I reached the pile of rocks.

As I’d suspected, from side-by-side fissures in the face of one boulder, twin springs gurgled, as if Poseidon had come by and cracked the stone with his trident: I want hot water here, and cold water here. One spring bubbled diluted white, the color of nonfat milk. The other was as black as squid ink. They ran together in a mossy streak before splattering against the muddy ground.

Beyond the springs, a crevasse zigzagged between the largest boulders—a ten-foot-wide wound in the earth, leaving no doubt as to the presence of the cavern system below. At the lip of the chasm, a coil of rope was tied to an iron piton.

Meg staggered toward me. “Hurry,” she gasped. “Jump in.”

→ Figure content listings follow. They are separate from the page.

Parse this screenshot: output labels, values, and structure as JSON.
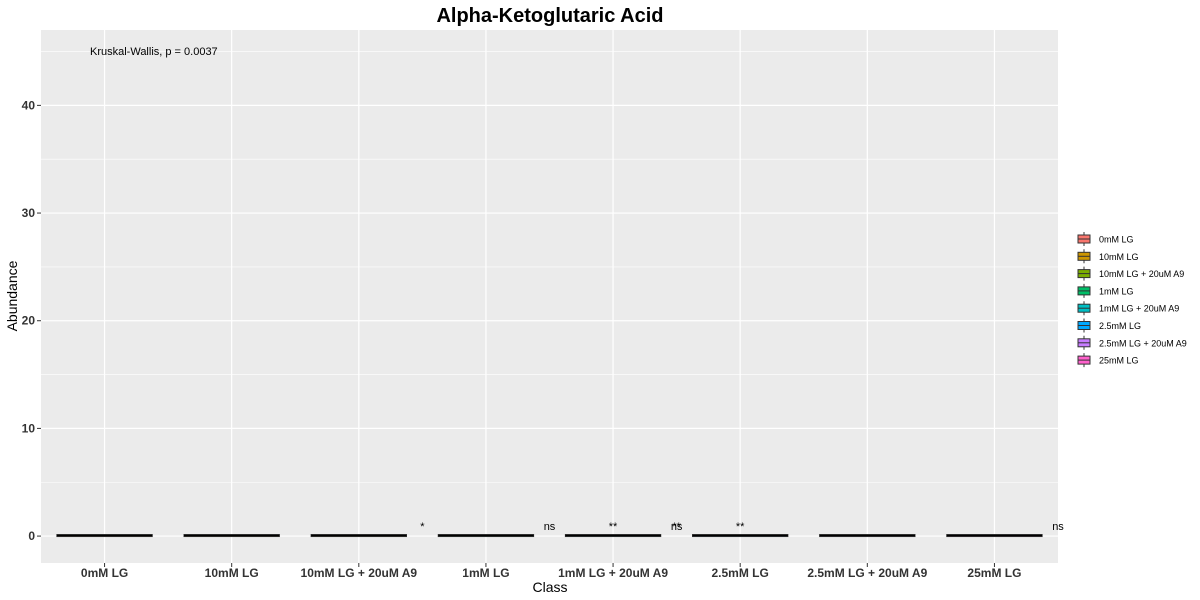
{
  "chart_data": {
    "type": "box",
    "title": "Alpha-Ketoglutaric Acid",
    "xlabel": "Class",
    "ylabel": "Abundance",
    "categories": [
      "0mM LG",
      "10mM LG",
      "10mM LG + 20uM A9",
      "1mM LG",
      "1mM LG + 20uM A9",
      "2.5mM LG",
      "2.5mM LG + 20uM A9",
      "25mM LG"
    ],
    "values": [
      0.05,
      0.05,
      0.05,
      0.05,
      0.05,
      0.05,
      0.05,
      0.05
    ],
    "ylim": [
      -2.5,
      47
    ],
    "yticks": [
      0,
      10,
      20,
      30,
      40
    ],
    "grid": true,
    "legend_position": "right",
    "colors": [
      "#F8766D",
      "#CD9600",
      "#7CAE00",
      "#00BE67",
      "#00BFC4",
      "#00A9FF",
      "#C77CFF",
      "#FF61CC"
    ],
    "test_label": "Kruskal-Wallis, p = 0.0037",
    "significance": [
      {
        "category_index": 2.5,
        "label": "*"
      },
      {
        "category_index": 3.5,
        "label": "ns"
      },
      {
        "category_index": 4.0,
        "label": "**"
      },
      {
        "category_index": 4.5,
        "label": "ns"
      },
      {
        "category_index": 4.5,
        "label": "**"
      },
      {
        "category_index": 5.0,
        "label": "**"
      },
      {
        "category_index": 7.5,
        "label": "ns"
      }
    ]
  }
}
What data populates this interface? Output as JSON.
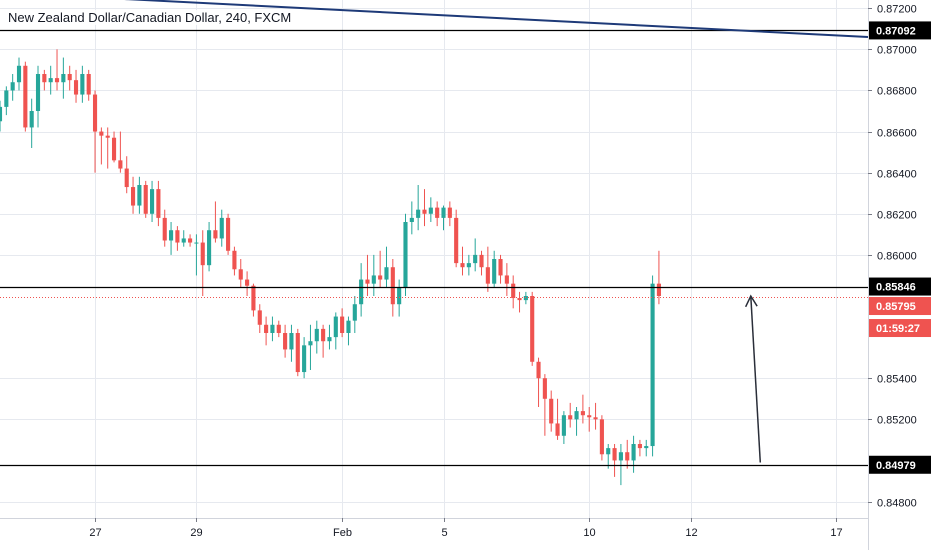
{
  "header": {
    "title": "New Zealand Dollar/Canadian Dollar, 240, FXCM"
  },
  "colors": {
    "bull": "#26a69a",
    "bear": "#ef5350",
    "grid": "#e6e9ef",
    "trendline": "#1e3a78",
    "arrow": "#2a2e39",
    "current": "#ef5350"
  },
  "chart_data": {
    "type": "candlestick",
    "y_range": [
      0.8472,
      0.8724
    ],
    "x_range": [
      0,
      137
    ],
    "y_ticks": [
      {
        "value": 0.872,
        "label": "0.87200"
      },
      {
        "value": 0.87,
        "label": "0.87000"
      },
      {
        "value": 0.868,
        "label": "0.86800"
      },
      {
        "value": 0.866,
        "label": "0.86600"
      },
      {
        "value": 0.864,
        "label": "0.86400"
      },
      {
        "value": 0.862,
        "label": "0.86200"
      },
      {
        "value": 0.86,
        "label": "0.86000"
      },
      {
        "value": 0.854,
        "label": "0.85400"
      },
      {
        "value": 0.852,
        "label": "0.85200"
      },
      {
        "value": 0.848,
        "label": "0.84800"
      }
    ],
    "x_ticks": [
      {
        "index": 15,
        "label": "27"
      },
      {
        "index": 31,
        "label": "29"
      },
      {
        "index": 54,
        "label": "Feb"
      },
      {
        "index": 70,
        "label": "5"
      },
      {
        "index": 93,
        "label": "10"
      },
      {
        "index": 109,
        "label": "12"
      },
      {
        "index": 132,
        "label": "17"
      }
    ],
    "levels": [
      {
        "value": 0.87092,
        "label": "0.87092"
      },
      {
        "value": 0.85846,
        "label": "0.85846"
      },
      {
        "value": 0.84979,
        "label": "0.84979"
      }
    ],
    "current_price": {
      "value": 0.85795,
      "label": "0.85795",
      "countdown": "01:59:27"
    },
    "trendline": {
      "x1": 10,
      "y1": 0.8726,
      "x2": 137,
      "y2": 0.8706
    },
    "arrow": {
      "x1": 120,
      "y1": 0.8499,
      "x2": 118.5,
      "y2": 0.858
    },
    "candles": [
      [
        0.8665,
        0.8675,
        0.866,
        0.8672
      ],
      [
        0.8672,
        0.8682,
        0.8668,
        0.868
      ],
      [
        0.868,
        0.8688,
        0.8675,
        0.8684
      ],
      [
        0.8684,
        0.8696,
        0.868,
        0.8692
      ],
      [
        0.8692,
        0.8694,
        0.866,
        0.8662
      ],
      [
        0.8662,
        0.8676,
        0.8652,
        0.867
      ],
      [
        0.867,
        0.8692,
        0.8662,
        0.8688
      ],
      [
        0.8688,
        0.869,
        0.868,
        0.8684
      ],
      [
        0.8684,
        0.8692,
        0.8678,
        0.8686
      ],
      [
        0.8686,
        0.87,
        0.868,
        0.8684
      ],
      [
        0.8684,
        0.8696,
        0.8676,
        0.8688
      ],
      [
        0.8688,
        0.8692,
        0.868,
        0.8685
      ],
      [
        0.8685,
        0.869,
        0.8674,
        0.8678
      ],
      [
        0.8678,
        0.8692,
        0.8674,
        0.8688
      ],
      [
        0.8688,
        0.869,
        0.8675,
        0.8678
      ],
      [
        0.8678,
        0.868,
        0.864,
        0.866
      ],
      [
        0.866,
        0.8662,
        0.8644,
        0.8658
      ],
      [
        0.8658,
        0.8662,
        0.8642,
        0.8657
      ],
      [
        0.8657,
        0.866,
        0.8645,
        0.8646
      ],
      [
        0.8646,
        0.866,
        0.864,
        0.8642
      ],
      [
        0.8642,
        0.8648,
        0.863,
        0.8633
      ],
      [
        0.8633,
        0.8638,
        0.862,
        0.8624
      ],
      [
        0.8624,
        0.8638,
        0.862,
        0.8634
      ],
      [
        0.8634,
        0.8636,
        0.8618,
        0.862
      ],
      [
        0.862,
        0.8636,
        0.8616,
        0.8632
      ],
      [
        0.8632,
        0.8636,
        0.8614,
        0.8618
      ],
      [
        0.8618,
        0.8622,
        0.8604,
        0.8607
      ],
      [
        0.8607,
        0.8616,
        0.86,
        0.8612
      ],
      [
        0.8612,
        0.8614,
        0.8602,
        0.8606
      ],
      [
        0.8606,
        0.8612,
        0.8604,
        0.8608
      ],
      [
        0.8608,
        0.861,
        0.8604,
        0.8606
      ],
      [
        0.8606,
        0.861,
        0.859,
        0.8606
      ],
      [
        0.8606,
        0.8612,
        0.858,
        0.8595
      ],
      [
        0.8595,
        0.8616,
        0.8592,
        0.8612
      ],
      [
        0.8612,
        0.8626,
        0.8606,
        0.8608
      ],
      [
        0.8608,
        0.8622,
        0.8604,
        0.8618
      ],
      [
        0.8618,
        0.862,
        0.86,
        0.8602
      ],
      [
        0.8602,
        0.8604,
        0.859,
        0.8593
      ],
      [
        0.8593,
        0.8598,
        0.8584,
        0.8588
      ],
      [
        0.8588,
        0.8592,
        0.858,
        0.8585
      ],
      [
        0.8585,
        0.8586,
        0.857,
        0.8573
      ],
      [
        0.8573,
        0.8576,
        0.8562,
        0.8566
      ],
      [
        0.8566,
        0.857,
        0.8556,
        0.8562
      ],
      [
        0.8562,
        0.857,
        0.8558,
        0.8566
      ],
      [
        0.8566,
        0.8568,
        0.856,
        0.8562
      ],
      [
        0.8562,
        0.8566,
        0.855,
        0.8554
      ],
      [
        0.8554,
        0.8566,
        0.8548,
        0.8562
      ],
      [
        0.8562,
        0.8564,
        0.8541,
        0.8543
      ],
      [
        0.8543,
        0.856,
        0.854,
        0.8556
      ],
      [
        0.8556,
        0.8566,
        0.8544,
        0.8558
      ],
      [
        0.8558,
        0.8568,
        0.8552,
        0.8564
      ],
      [
        0.8564,
        0.8566,
        0.855,
        0.8558
      ],
      [
        0.8558,
        0.8566,
        0.8554,
        0.856
      ],
      [
        0.856,
        0.8572,
        0.8554,
        0.857
      ],
      [
        0.857,
        0.8574,
        0.856,
        0.8562
      ],
      [
        0.8562,
        0.857,
        0.8556,
        0.8568
      ],
      [
        0.8568,
        0.858,
        0.8562,
        0.8576
      ],
      [
        0.8576,
        0.8596,
        0.857,
        0.8588
      ],
      [
        0.8588,
        0.86,
        0.858,
        0.8586
      ],
      [
        0.8586,
        0.86,
        0.858,
        0.859
      ],
      [
        0.859,
        0.8602,
        0.8584,
        0.8588
      ],
      [
        0.8588,
        0.8604,
        0.8584,
        0.8594
      ],
      [
        0.8594,
        0.8598,
        0.857,
        0.8576
      ],
      [
        0.8576,
        0.8588,
        0.857,
        0.8584
      ],
      [
        0.8584,
        0.862,
        0.858,
        0.8616
      ],
      [
        0.8616,
        0.8626,
        0.861,
        0.8618
      ],
      [
        0.8618,
        0.8634,
        0.8612,
        0.8622
      ],
      [
        0.8622,
        0.8632,
        0.8614,
        0.862
      ],
      [
        0.862,
        0.8628,
        0.8616,
        0.8623
      ],
      [
        0.8623,
        0.8626,
        0.8614,
        0.8618
      ],
      [
        0.8618,
        0.8624,
        0.8612,
        0.8623
      ],
      [
        0.8623,
        0.8626,
        0.8614,
        0.8618
      ],
      [
        0.8618,
        0.8622,
        0.8594,
        0.8596
      ],
      [
        0.8596,
        0.8604,
        0.859,
        0.8594
      ],
      [
        0.8594,
        0.86,
        0.859,
        0.8596
      ],
      [
        0.8596,
        0.8608,
        0.8592,
        0.86
      ],
      [
        0.86,
        0.8602,
        0.859,
        0.8594
      ],
      [
        0.8594,
        0.8604,
        0.8582,
        0.8586
      ],
      [
        0.8586,
        0.8602,
        0.8584,
        0.8598
      ],
      [
        0.8598,
        0.86,
        0.8586,
        0.859
      ],
      [
        0.859,
        0.8596,
        0.858,
        0.8586
      ],
      [
        0.8586,
        0.859,
        0.8574,
        0.8579
      ],
      [
        0.8579,
        0.8582,
        0.8572,
        0.8578
      ],
      [
        0.8578,
        0.8582,
        0.8576,
        0.858
      ],
      [
        0.858,
        0.8582,
        0.8546,
        0.8548
      ],
      [
        0.8548,
        0.855,
        0.8526,
        0.854
      ],
      [
        0.854,
        0.8542,
        0.8512,
        0.853
      ],
      [
        0.853,
        0.8534,
        0.8514,
        0.8518
      ],
      [
        0.8518,
        0.853,
        0.851,
        0.8512
      ],
      [
        0.8512,
        0.8524,
        0.8508,
        0.8522
      ],
      [
        0.8522,
        0.8528,
        0.8516,
        0.852
      ],
      [
        0.852,
        0.8526,
        0.8512,
        0.8524
      ],
      [
        0.8524,
        0.8532,
        0.8518,
        0.8522
      ],
      [
        0.8522,
        0.8526,
        0.8514,
        0.8521
      ],
      [
        0.8521,
        0.8528,
        0.8515,
        0.852
      ],
      [
        0.852,
        0.8522,
        0.85,
        0.8503
      ],
      [
        0.8503,
        0.8508,
        0.8496,
        0.8506
      ],
      [
        0.8506,
        0.8508,
        0.8492,
        0.85
      ],
      [
        0.85,
        0.8508,
        0.8488,
        0.8504
      ],
      [
        0.8504,
        0.851,
        0.8496,
        0.85
      ],
      [
        0.85,
        0.8512,
        0.8494,
        0.8508
      ],
      [
        0.8508,
        0.851,
        0.8502,
        0.8506
      ],
      [
        0.8506,
        0.851,
        0.8502,
        0.8507
      ],
      [
        0.8507,
        0.859,
        0.8502,
        0.8586
      ],
      [
        0.8586,
        0.8602,
        0.8576,
        0.858
      ]
    ]
  }
}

Behind her, the yales were slowly ripping through their grassy bonds.

“We have to drink,” I told her. “Mnemosyne, the Spring of Memory, is black. Lethe, the Spring of Forgetfulness, is white. If we drink both at the same time, they should counteract each other and prepare our minds—”

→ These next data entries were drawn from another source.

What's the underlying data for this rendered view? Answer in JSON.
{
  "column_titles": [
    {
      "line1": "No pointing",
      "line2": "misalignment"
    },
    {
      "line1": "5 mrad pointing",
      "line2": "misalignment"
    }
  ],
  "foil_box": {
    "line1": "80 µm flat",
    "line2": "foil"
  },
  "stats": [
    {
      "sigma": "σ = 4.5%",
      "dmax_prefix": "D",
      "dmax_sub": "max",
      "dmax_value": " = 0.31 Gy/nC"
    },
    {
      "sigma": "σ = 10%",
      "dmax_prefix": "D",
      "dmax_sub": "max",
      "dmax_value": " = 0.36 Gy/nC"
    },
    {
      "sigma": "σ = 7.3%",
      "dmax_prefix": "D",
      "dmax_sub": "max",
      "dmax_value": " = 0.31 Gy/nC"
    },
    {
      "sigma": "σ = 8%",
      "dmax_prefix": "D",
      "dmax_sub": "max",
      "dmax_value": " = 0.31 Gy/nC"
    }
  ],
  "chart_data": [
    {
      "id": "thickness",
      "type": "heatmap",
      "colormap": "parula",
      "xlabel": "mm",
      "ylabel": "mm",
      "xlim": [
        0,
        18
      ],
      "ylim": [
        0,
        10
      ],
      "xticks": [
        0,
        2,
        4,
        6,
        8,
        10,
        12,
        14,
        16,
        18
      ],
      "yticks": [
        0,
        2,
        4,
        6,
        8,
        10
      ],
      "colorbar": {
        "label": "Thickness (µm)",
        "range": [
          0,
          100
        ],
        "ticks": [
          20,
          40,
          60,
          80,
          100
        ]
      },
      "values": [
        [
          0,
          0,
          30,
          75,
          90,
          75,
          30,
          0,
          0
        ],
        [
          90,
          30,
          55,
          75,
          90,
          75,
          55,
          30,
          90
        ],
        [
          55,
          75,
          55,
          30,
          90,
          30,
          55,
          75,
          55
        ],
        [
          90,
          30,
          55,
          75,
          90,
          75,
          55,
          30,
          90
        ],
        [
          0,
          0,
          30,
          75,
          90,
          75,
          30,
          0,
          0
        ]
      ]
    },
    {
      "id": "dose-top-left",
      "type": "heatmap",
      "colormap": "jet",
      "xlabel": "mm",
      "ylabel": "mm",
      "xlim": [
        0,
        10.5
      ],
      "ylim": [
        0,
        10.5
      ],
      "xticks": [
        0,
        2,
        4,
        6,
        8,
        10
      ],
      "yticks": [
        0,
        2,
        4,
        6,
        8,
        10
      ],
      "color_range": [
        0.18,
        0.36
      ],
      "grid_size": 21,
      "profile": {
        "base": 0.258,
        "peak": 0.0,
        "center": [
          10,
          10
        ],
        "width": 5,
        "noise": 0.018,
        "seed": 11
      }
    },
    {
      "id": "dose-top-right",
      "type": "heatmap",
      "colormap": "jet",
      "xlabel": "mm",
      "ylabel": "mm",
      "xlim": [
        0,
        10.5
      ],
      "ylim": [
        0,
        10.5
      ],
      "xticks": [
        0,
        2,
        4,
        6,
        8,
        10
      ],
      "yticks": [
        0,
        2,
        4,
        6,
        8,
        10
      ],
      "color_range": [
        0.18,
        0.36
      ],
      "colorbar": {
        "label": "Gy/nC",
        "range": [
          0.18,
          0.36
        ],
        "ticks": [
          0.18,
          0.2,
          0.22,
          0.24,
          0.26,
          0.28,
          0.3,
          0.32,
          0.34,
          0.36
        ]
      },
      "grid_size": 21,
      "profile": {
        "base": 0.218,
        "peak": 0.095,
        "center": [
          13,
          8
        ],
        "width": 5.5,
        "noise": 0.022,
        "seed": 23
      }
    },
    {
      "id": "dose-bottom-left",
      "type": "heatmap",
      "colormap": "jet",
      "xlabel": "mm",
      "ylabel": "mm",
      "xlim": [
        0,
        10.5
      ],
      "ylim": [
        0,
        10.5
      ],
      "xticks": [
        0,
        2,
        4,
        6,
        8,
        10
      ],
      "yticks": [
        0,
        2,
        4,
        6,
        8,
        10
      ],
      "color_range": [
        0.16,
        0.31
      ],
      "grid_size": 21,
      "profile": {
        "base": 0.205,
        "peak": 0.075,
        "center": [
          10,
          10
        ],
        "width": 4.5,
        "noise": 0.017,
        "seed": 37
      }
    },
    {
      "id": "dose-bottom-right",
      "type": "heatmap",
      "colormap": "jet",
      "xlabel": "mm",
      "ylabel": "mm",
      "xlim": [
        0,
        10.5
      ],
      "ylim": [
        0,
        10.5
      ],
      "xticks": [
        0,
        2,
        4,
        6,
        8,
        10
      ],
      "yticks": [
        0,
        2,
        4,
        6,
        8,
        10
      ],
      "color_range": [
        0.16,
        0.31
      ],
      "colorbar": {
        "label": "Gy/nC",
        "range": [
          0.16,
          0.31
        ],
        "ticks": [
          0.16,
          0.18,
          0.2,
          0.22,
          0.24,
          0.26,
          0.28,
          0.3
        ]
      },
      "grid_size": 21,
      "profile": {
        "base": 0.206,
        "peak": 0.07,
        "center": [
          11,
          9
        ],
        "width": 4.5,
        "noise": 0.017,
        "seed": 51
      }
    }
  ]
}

“Don’t care.” Meg’s face was now as white as the waters of Lethe. “You go.”

“But you have to come with me! The Oracle said so! Besides, you won’t be in any shape to defend yourself.”

“Fine,” she groaned. “Drink!”

I cupped one hand in the water of Mnemosyne, the other hand in the water of Lethe. I gulped them down simultaneously. They had no taste—just intense, numbing cold, the sort that hurts so badly you don’t feel the pain until much later.

My brain began to swivel and corkscrew like a yale horn. My feet felt like helium balloons. Meg struggled with the rope, trying to wrap it around my waist. For some reason, I found this hysterical.

“Your turn,” I giggled. “Drinkie, drinkie!”

Meg scowled. “And lose my wits? Nuh-uh.”

“Silly willy! If you don’t prepare yourself for the Oracle—”

In the meadow, the yales ripped themselves free, peeling off several square yards of turf from the ground.

“No time!” Meg lunged forward, tackling me around the waist. Like the good friend she was, she sent me tumbling over the ledge and into the black void below.